Now positioned as a key reserve on a deep Steelers defensive line, Alualu savors the chance to stick with a winner.
He no longer senses concerns from fans over whether he’ll play like his draft status suggests he should. But those criticisms never really have left him, either. He just learned to spin them positively, relying on his family for positivity until he figured out his NFL identity.
“What I’ve learned, looking back, is you can’t let those pressures turn into stress,” Alualu said. “It can definitely get to you if you start listening to other people’s opinions. You’ve got to learn to block out the noise and make the most of your opportunities. The good ones know how to use it to their advantage and just kind of ball out.”
Alualu admits to pressing early in his career, in part because of difficulties adjusting to coaching.
Then-defensive line coach Joe Cullen “engrained one move in my head,” he said. Alualu repped that move hundreds of times until he felt more mechanical than instinctual.
“For me, I was always good on reaction,” Alualu said. “They kind of took that away from me. I’m not blaming him, he was a good coach. But the way I took it was wrong. Looking back, I should have just continued to play like what got me to be a top pick instead of trying to please and do it his way.”
Alualu consulted a few NFL veterans about the balance between absorbing coaching and accentuating your strengths.

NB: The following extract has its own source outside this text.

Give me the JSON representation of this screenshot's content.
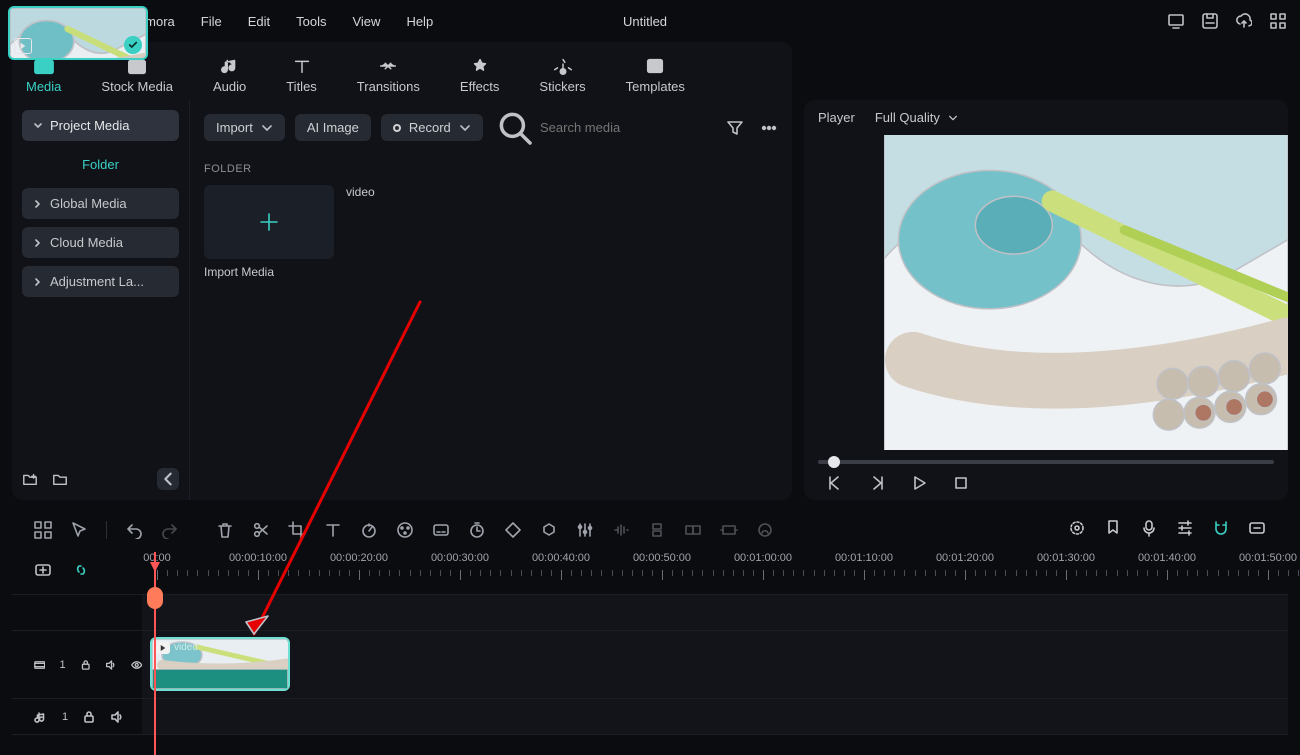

Alualu believes he’s gotten better as a result.
Alualu welcomes hard coaching from Steelers defensive line coach John Mitchell. He feels the chance to get creative with his pass-rush moves while staying true to the team’s 3-4 system.
Alualu isn’t expected to play like a top pick here. The Steelers have Cam Heyward, Stephon Tuitt and Javon Hargrave for that. Alualu is tasked with steady contribution.
But part of him is still fighting the perception battle, which still gives him that extra push off the line of scrimmage.
“You want to prove other people wrong that think you were a bad pick,” Alualu said.